Таких «анекдотистов» было, мне кажется, особенно много в восьмидесятых
годах. Весьма славился Вейнберг-Пушкин, говорили, что он брат П.И.Вейнберга
- «Гейне из Тамбова», отличного переводчика Генриха Гейне. Этот
Вейнберг-Пушкин даже издал книжку или две очень глупых и бездарных
«Еврейских анекдотов» или «Сцен из быта евреев». Мне нравилось слушать его
рассказы, - рассказчик он был искусный, - и я ходил в Панаевский сад в
Казани, где Вейнберг выступал на открытой эстраде. В то время я был
булочником.
Однажды я пошёл туда с маленьким студентом Грейманом, очень милым
человеком; он потом застрелился. Меня очень смешили шуточки Вейнберга, но
вдруг рядом со мною я услышал хрипение, то самое, которое издаёт человек,
когда его душат, схватив за горло. Я оглянулся - лицо Греймана, освещённое
луною и красными фонарями эстрады, было неестественно: серо-зелёное,
странно вытянутое, оно всё дрожало, казалось, что и зубы дрожали, - рот
юноши был открыт, а глаза влажны и, казалось, налиты кровью. Грейман
хрипел:
- Сволоч-чь... о, с-сволочь...
И, вытянув руку, поднимал свой маленький кулачок так медленно, как
будто это была двухпудовая тяжесть.
Я перестал смеяться, а Грейман круто повернулся, нагнул голову и ушёл,
точно бодая толпу зрителей. Я тоже тотчас ушёл, но не за ним, а в сторону
от него и долго ходил по улицам, видя пред собою искажённое лицо человека,
которого пытают, и хорошо поняв, что я принимал весёлое участие в этой
пытке.
Разумеется, я не забыл, что люди делают множество разнообразных
гадостей друг другу, но антисемитизм всё-таки я считаю гнуснейшей из всех.

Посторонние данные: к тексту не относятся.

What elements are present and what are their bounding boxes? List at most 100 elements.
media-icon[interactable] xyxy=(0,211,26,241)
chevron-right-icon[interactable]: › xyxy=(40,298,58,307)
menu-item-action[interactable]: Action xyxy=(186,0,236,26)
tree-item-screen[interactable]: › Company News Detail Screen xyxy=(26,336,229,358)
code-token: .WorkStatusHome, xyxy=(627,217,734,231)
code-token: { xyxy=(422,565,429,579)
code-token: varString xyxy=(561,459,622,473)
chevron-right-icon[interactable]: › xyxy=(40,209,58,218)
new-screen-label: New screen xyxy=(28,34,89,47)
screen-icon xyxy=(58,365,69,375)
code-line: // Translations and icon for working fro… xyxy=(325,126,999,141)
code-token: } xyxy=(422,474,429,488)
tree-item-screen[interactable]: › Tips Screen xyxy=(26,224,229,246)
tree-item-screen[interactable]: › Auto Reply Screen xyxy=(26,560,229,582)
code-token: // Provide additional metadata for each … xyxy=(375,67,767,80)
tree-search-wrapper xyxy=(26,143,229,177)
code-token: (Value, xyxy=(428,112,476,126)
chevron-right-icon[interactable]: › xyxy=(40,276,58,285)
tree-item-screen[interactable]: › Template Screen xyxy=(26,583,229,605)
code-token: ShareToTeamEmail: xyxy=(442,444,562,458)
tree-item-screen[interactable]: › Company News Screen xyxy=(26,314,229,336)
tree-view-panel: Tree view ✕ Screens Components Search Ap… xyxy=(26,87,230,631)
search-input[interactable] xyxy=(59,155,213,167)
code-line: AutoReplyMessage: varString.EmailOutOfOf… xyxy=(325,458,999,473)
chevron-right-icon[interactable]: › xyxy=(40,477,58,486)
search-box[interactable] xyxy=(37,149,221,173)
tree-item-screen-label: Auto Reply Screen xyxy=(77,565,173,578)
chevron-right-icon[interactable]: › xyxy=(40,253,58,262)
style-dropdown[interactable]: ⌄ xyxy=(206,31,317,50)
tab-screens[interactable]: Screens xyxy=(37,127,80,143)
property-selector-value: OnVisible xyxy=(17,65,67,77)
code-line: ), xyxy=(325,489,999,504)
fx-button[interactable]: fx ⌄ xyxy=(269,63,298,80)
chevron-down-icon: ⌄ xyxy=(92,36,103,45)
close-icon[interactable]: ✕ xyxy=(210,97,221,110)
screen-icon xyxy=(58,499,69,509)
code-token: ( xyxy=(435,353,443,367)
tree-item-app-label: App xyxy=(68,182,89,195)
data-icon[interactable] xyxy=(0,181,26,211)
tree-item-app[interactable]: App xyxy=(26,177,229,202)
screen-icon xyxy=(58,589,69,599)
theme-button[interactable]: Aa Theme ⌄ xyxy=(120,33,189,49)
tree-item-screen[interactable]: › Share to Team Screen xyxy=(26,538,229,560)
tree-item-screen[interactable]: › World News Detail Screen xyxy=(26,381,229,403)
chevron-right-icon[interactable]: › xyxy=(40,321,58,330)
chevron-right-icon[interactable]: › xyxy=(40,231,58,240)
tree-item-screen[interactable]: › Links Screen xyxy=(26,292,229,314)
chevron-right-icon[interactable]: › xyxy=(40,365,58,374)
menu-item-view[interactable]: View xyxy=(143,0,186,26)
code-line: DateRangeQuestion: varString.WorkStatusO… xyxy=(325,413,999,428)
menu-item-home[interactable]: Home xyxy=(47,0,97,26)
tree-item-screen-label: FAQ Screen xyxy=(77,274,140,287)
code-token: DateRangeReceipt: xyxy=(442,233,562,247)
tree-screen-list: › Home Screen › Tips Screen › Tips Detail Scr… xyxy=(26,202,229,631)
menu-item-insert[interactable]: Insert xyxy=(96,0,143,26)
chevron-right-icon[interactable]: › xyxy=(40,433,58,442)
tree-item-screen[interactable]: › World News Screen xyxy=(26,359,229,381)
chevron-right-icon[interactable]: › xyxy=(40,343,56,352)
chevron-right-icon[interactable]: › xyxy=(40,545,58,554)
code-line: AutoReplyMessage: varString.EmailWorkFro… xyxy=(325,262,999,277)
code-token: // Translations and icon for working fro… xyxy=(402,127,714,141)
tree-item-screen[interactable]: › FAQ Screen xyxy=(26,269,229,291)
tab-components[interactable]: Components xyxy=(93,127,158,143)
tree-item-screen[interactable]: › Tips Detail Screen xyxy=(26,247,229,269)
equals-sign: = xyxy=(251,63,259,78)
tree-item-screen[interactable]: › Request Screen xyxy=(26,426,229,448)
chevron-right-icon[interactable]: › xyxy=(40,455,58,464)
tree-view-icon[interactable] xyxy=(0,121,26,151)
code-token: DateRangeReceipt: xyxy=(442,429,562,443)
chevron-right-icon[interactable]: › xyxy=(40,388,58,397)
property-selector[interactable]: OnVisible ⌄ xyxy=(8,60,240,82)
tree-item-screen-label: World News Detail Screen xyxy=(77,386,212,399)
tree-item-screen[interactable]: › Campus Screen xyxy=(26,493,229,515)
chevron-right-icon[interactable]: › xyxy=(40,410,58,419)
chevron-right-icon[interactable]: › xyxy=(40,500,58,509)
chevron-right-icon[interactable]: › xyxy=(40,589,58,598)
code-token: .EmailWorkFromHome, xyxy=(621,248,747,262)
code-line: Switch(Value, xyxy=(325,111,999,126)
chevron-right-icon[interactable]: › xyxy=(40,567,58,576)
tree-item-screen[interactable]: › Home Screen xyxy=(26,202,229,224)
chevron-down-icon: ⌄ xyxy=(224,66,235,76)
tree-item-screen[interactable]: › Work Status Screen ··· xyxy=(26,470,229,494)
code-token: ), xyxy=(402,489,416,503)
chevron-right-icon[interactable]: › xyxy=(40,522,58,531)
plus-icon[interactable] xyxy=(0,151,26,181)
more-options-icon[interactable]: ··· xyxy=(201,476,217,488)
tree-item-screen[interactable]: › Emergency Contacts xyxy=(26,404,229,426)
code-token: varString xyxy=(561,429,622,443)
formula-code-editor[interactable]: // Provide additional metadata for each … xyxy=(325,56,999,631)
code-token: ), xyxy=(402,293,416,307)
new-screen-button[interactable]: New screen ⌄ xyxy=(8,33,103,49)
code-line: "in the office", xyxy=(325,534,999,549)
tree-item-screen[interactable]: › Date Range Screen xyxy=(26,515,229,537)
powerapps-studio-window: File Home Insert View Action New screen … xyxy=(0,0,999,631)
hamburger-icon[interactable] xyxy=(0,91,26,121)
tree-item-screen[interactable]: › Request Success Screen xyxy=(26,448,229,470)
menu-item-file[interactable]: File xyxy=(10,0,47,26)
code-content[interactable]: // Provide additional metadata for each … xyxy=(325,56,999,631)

Горит здание окружного суда.
Уже провалилась крыша, внутри стен храпит огонь, жёлто-красная вата
его лезет из окон, вскидывая в чёрное небо ночи бумажный пепел. Пожар не
гасят.
Бешенством огня любуются человек тридцать зрителей. Чёрными птицами
они стоят у старинных музейных пушек орудийного завода, сидят на длинных
хоботах. В хоботах этих есть что-то глупое и любопытствующее; все они
уклончиво, косо вытянуты в сторону Государственной думы, где кипит жизнь,
куда свозят на автомобилях и ведут арестованных генералов, министров, куда
тёмными кучами торопливо идут и бегут люди.
Молодой голос звонко кричит:
- Товарищи! Кто хлеба кусок обронил?
Около пушек ходит, как часовой, высокий, сутулый человек в бараньей,
мохнатой шапке, лицо его закрыто приподнятым воротником овчинной шубы.
Остановился, глухо спрашивает кого-то:
- Что же, значит решено судимость похерить? Наказания - отменяются,
что ли?
Ему не отвечают. Ночь холодна. Скорченные фигуры жителей недвижимо,
очарованно смотрят на огромный костёр в камнях стен. Огонь освещает серые
лица, отражается в неживых глазах. Люди на пушках какие-то мятые, трёпаные,
удивительно ненужные в эту ночь поворота России на новый, ещё более
трудный, героический путь.
- Я говорю: преступники-то как же? Судов не будет, что ли?
Кто-то отвечает негромко, насмешливо:
- Не бойся, не обидят тебя, осудят.
И лениво тянется странная беседа ночных, ненужных людей:
- Судить - будут.
- Кто это поджёг?
- Судимые, конечно. Воры.
- Им - выгода...
- Вот такие, как этот...
Человек в мохнатой шапке говорит строго и громко:
- Я - не судимый, не вор, а суду этому сторож. Никого нет, а я - тут!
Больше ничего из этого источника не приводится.